Inside Broadway: Anna Louizos

Whitney Spaner


Set designer Anna Louizos first set her sights on the Great White Way while seeing Broadway touring companies perform shows in San Francisco as a young girl. She moved to New York City and graduated from NYU with a degree in acting, but after taking some courses in drafting and modeling, her interests shifted to the sets. She earned her MFA in design from NYU's Tisch School of the Arts, and got her big break in 2001 designing the sets for Jonathan Larson's posthumously produced musical tick, tick… BOOM! She made her Broadway debut in 2003 with a Sesame Street-like set for Avenue Q, which now lives Off-Broadway at New World Stages. On Broadway, she's currently making fairy-tale magic for Rodgers and Hammerstein's Cinderella with a set that includes a sweeping palace staircase, a moving forest and a glittering carriage—complete with prancing horses—that's truly fit for a princess.

Why did you want to become a set designer?
Anna Louizos:
Because I love live theater—I think it's one of the great, unique things about New York—and I get to be a part of it. I love how when you're sitting out in the audience and you look out at a stage, you can see the most incredible transformations from one world to another happen right before your eyes.

Where are your favorite places to go in New York City?
My studio is up in Harlem, and it's a great place to explore now. It's a growing neighborhood—it's very lively, and there's a lot of good food and entertainment. Lido Italian restaurant is very good, and The 5 and Diamond on Frederick Douglass is good. Harlem Food Bar has good nibbling food. There's also the most spectacular cathedral in the entire New York City area called St. John the Divine. It is huge and it's not finished, but it is the most spectacular place to walk into.

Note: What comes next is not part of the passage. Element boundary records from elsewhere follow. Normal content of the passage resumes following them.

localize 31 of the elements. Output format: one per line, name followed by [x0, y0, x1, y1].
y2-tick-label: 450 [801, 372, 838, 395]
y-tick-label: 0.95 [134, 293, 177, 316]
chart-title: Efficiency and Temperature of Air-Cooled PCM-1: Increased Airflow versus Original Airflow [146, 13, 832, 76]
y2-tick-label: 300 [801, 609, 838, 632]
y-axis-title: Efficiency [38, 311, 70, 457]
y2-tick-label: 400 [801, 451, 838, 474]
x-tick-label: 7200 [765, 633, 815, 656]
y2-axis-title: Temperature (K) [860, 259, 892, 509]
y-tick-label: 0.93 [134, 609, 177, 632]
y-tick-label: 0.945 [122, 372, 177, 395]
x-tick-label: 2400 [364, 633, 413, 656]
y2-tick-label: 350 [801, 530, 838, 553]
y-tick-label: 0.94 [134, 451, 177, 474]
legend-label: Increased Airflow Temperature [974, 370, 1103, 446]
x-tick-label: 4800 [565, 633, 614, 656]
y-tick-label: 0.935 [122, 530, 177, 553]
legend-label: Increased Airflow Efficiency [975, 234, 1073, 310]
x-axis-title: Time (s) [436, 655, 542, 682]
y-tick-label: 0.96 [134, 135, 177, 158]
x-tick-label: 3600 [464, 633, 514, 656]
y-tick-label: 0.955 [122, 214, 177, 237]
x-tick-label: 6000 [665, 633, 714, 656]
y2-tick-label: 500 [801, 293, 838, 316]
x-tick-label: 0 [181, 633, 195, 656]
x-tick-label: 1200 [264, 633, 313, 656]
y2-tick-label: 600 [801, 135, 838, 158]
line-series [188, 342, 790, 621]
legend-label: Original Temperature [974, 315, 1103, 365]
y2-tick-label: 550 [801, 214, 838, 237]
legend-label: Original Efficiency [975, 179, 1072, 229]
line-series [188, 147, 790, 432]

Do you find inspiration for your sets in the City?
AL: With Cinderella, I did a lot of my research looking at books and illustrations, fairy-tale illustrators and certain artists, but my favorite place to figure out how the scenery moves on- and offstage is the subway. There's something about just chugging along on the train that makes my mind start to wonder. I close my eyes and I think about how I'm going to get the house onstage and offstage and move things in and out—that's really my favorite place to solve problems.